In spring, the spawn dictates their movements. Once the bass finish up spawning, the sunfish come in next. Fish the shorelines and the bays around hard bottom and you should find plenty of sunfish once they move into the shallows. Before they move into the shallows, fish the main and secondary points, creek channels leading into their spawning bays and other deep water areas that are close to where they want to spawn.
Sunfish will be spawning in water temperatures between 65 and 75 degrees, although some fish are still spawning when the water is as high as 80 degrees. To give you a good idea for when to find these spawning fish, it will happen a couple of weeks after the bass. If you see lots of bass on the beds, it is too early, but it will start very soon.
Catching spawning sunfish is by far the easiest type of fishing. Males attack anything that comes near the nest and females feed throughout the spawn. Anglers have been known to catch the same fish 2 or 3 times within minutes.

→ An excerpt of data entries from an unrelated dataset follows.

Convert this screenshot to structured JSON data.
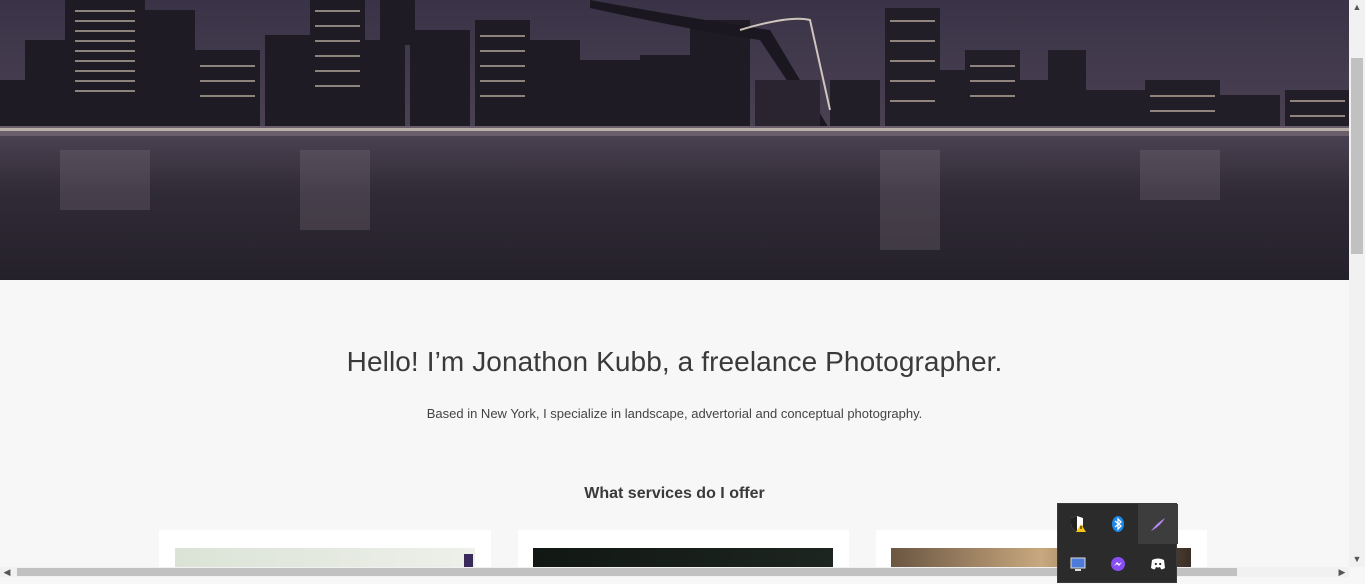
{
  "hero": {
    "image_alt": "city skyline with bridge at night"
  },
  "intro": {
    "headline": "Hello! I’m Jonathon Kubb, a freelance Photographer.",
    "subline": "Based in New York, I specialize in landscape, advertorial and conceptual photography."
  },
  "services": {
    "heading": "What services do I offer"
  },
  "tray": {
    "icons": [
      "security-warning-icon",
      "bluetooth-icon",
      "pen-feather-icon",
      "display-icon",
      "messenger-icon",
      "discord-icon"
    ]
  },
  "colors": {
    "background": "#f7f7f7",
    "text": "#3a3a3a",
    "tray_bg": "#2b2b2b"
  }
}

Cast a small worm in the beds and you will catch fish all day. Most sunfish spawn in just a couple feet of water, however, in clear lakes they can found spawning in water that is 10 to 15 feet.
In the summer, there will always be some fish shallow, but the better fish will go deeper. Plan on fishing anywhere from 10 to 30 feet of water depending on the lake and it won’t always be around cover. Sunfish will roam open water too. However, weeds and wood will usually hold some fish. They will often suspend 10 to 20 feet down depending on the lake in the summer time, so use your electronics to find these schools of fish.
Fall can be an awesome time to fish for sunfish. A lot of these fish will move back into the shallows, but plenty of fish will stay deeper too. If the lake has weeds, you can fish the deep weed edges all the way until the end of fall.
Winter is a lot tougher on anglers up north. You will have to break out the ice fishing gear for them. Sunfish continue to feed all winter, but for some people, it’s a lot of work to catch these fish. Down south, you can catch sunfish all winter. Just plan on fishing more like it’s a late fall pattern all winter.
Bluegill can easily be caught throughout the winter, however, catching bigger bluegill is not so easy. To catch big bluegill consistently, you have to find some lakes and/or ponds that have big bluegill. Many lakes and ponds will have mostly small bluegill and that’s what you can expect to catch. Check the local fishing reports, call your bait and tackle shop, search online for fishing reports and keep track of what lakes produced bigger bluegill during the open water season.
In the winter, bluegill will typically school up near weed beds. During early winter, you can find bluegill in the same places that you found them during the end of fall. As winter progresses, bluegill will move deeper. The keys to catching bluegill through the ice is finding weeds, moving frequently to find active fish and using small ice fishing jigs tipped with live bait. Bright jigs typically work better. Red and green jigs work well, especially when you tip them with wax worms and spikes.